Non-viral delivery of interleukin-2 and soluble Flk-1 inhibits metastatic and primary tumor growth in renal cell carcinoma

Treatments for renal cell carcinoma, while promising, are still limited by toxicity and cost. In the hopes of finding a novel compound or combination, we developed a plasmid containing the genes for interleukin-2 (IL-2) and soluble vascular endothelial growth factor receptor 2 (msFlk1). The plasmid, p2CMVIL2/msFlk1, demonstrated similar in vitro transgene expression of IL-2 or msFlk1 compared to their single-agent counterparts. Subcutaneous tumor growth was significantly inhibited in the p2CMVIL2/msFlk1 group when delivered locally by the non-viral water soluble polymer, WSLP and exhibited a 50% increase in survival over glucose and single-agent controls.

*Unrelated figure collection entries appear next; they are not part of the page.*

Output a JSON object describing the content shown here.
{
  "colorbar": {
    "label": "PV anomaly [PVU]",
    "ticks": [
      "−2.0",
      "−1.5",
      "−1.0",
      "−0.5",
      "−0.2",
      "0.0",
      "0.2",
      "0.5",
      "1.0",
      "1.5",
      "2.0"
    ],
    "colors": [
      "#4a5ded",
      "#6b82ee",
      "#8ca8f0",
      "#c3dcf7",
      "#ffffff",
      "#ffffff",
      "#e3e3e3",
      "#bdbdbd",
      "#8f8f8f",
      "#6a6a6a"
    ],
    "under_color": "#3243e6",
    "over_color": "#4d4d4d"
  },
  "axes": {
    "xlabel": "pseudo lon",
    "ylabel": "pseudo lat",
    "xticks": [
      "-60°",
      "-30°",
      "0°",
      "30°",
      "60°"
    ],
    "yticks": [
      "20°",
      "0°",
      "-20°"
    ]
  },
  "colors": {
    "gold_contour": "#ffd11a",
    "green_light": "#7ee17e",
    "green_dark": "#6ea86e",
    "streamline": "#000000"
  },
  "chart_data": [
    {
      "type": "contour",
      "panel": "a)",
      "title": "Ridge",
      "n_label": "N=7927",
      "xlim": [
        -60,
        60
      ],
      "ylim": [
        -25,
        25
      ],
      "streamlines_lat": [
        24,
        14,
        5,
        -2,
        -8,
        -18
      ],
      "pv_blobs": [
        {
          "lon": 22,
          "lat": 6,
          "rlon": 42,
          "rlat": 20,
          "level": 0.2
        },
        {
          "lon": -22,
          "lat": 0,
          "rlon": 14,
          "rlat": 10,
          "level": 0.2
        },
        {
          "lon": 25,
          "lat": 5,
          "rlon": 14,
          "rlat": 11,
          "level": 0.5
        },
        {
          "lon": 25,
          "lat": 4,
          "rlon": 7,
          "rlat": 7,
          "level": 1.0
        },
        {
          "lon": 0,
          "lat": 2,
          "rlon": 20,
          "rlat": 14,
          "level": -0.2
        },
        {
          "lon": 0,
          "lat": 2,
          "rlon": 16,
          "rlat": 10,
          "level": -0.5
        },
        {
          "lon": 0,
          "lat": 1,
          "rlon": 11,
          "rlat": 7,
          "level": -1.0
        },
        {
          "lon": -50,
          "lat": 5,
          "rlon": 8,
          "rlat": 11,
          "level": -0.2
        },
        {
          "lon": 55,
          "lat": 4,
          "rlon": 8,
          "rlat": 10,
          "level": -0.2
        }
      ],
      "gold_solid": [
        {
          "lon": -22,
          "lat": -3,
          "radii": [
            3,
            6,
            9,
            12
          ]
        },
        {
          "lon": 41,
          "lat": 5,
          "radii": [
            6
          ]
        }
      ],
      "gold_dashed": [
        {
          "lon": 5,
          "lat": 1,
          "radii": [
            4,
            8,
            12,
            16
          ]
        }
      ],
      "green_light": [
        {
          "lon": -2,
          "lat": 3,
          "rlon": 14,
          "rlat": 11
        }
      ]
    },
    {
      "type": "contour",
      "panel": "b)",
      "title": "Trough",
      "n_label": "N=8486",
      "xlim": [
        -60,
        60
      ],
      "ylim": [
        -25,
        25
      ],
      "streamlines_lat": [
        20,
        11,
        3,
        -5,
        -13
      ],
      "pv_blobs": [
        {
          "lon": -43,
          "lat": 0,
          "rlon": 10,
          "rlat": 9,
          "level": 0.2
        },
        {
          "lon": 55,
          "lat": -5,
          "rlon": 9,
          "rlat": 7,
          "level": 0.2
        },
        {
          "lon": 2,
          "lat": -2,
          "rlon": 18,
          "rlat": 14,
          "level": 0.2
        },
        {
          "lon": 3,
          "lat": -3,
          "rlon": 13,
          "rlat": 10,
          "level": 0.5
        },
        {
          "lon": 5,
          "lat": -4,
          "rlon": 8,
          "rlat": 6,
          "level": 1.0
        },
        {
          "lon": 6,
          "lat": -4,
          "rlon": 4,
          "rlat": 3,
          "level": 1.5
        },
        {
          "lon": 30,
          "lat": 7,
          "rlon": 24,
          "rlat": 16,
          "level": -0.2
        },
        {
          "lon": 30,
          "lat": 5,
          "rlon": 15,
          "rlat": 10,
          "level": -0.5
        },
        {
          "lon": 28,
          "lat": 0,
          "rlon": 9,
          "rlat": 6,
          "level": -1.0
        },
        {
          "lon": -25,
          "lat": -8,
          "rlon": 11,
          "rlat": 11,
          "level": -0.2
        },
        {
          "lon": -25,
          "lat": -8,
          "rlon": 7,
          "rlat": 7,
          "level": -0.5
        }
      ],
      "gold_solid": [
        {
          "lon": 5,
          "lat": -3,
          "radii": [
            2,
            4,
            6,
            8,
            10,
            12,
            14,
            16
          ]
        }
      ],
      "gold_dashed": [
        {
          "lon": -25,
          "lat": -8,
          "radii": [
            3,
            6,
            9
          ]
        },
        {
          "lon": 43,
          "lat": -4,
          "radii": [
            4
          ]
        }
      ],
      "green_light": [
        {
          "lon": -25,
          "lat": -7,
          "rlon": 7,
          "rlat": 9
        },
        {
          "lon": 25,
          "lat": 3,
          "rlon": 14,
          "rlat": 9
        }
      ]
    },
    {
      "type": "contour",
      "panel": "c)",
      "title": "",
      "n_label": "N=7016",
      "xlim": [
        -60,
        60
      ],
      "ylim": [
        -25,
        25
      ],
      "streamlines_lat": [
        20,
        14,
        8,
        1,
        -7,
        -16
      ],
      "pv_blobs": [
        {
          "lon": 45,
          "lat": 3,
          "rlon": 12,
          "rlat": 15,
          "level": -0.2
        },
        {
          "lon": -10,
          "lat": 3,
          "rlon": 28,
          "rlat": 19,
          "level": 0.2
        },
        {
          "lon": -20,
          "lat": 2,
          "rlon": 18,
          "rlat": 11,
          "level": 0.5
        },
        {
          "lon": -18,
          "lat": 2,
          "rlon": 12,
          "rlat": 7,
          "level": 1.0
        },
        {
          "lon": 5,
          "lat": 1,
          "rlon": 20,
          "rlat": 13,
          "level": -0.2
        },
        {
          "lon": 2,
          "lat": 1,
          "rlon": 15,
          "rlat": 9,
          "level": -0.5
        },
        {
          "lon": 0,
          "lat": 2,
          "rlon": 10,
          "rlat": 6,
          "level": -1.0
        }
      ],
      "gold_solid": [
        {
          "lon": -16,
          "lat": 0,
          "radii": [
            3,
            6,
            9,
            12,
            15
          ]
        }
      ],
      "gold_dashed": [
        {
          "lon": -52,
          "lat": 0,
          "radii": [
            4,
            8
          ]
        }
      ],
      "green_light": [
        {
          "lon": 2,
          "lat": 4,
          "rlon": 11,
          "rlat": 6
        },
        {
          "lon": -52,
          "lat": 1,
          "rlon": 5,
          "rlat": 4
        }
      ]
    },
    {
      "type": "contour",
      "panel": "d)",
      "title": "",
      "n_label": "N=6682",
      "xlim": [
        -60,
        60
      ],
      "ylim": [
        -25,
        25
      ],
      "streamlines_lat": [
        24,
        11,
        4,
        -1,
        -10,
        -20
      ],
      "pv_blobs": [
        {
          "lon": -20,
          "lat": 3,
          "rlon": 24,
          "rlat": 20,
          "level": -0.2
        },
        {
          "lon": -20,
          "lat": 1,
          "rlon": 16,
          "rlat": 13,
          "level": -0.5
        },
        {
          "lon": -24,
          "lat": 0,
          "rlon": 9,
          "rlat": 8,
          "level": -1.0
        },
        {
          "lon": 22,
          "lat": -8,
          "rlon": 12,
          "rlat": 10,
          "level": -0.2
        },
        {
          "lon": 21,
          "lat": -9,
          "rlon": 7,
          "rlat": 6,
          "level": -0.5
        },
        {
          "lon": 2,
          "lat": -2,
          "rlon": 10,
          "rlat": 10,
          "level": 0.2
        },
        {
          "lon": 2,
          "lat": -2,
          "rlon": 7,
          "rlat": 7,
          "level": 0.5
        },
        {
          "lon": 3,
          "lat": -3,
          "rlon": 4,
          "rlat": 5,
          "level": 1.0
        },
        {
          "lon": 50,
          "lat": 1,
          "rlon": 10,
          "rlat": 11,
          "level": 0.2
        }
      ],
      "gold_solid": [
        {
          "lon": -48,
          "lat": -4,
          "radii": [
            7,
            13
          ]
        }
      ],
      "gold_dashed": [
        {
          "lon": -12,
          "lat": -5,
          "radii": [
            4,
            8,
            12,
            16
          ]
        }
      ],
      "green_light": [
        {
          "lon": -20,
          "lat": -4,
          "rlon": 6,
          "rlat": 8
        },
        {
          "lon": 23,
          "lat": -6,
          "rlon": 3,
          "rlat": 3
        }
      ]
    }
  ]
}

In vivo experimentation demonstrated that WSLP/msFlk1 decreased microvessel density in pCMVmsFlk1 and p2CMVIL2/msFlk1 treated groups. Furthermore, tumor-infiltrating lymphocytes expressing CD45RO and CD68 were increased within the tumor microenvironment upon p2CMVIL2/msFlk1 treatment. To determine the effects of p2CMVIL2/msFlk1 in an experimental RENCA lung metastases model, therapeutic DNA was delivered systemically following complexation with the angiogenic endothelial-targeting polymer PEI-g-PEG-RGD. The p2CMVIL2/msFlk1 treatment significantly reduced metastases by 56% over single-agent therapy and increased survival proportions by 50% over all groups. Our work clearly demonstrates that non-viral delivery of p2CMVIL2/msFlk1 can inhibit RENCA growth in a synergistic manner and may represent a new treatment for renal carcinoma.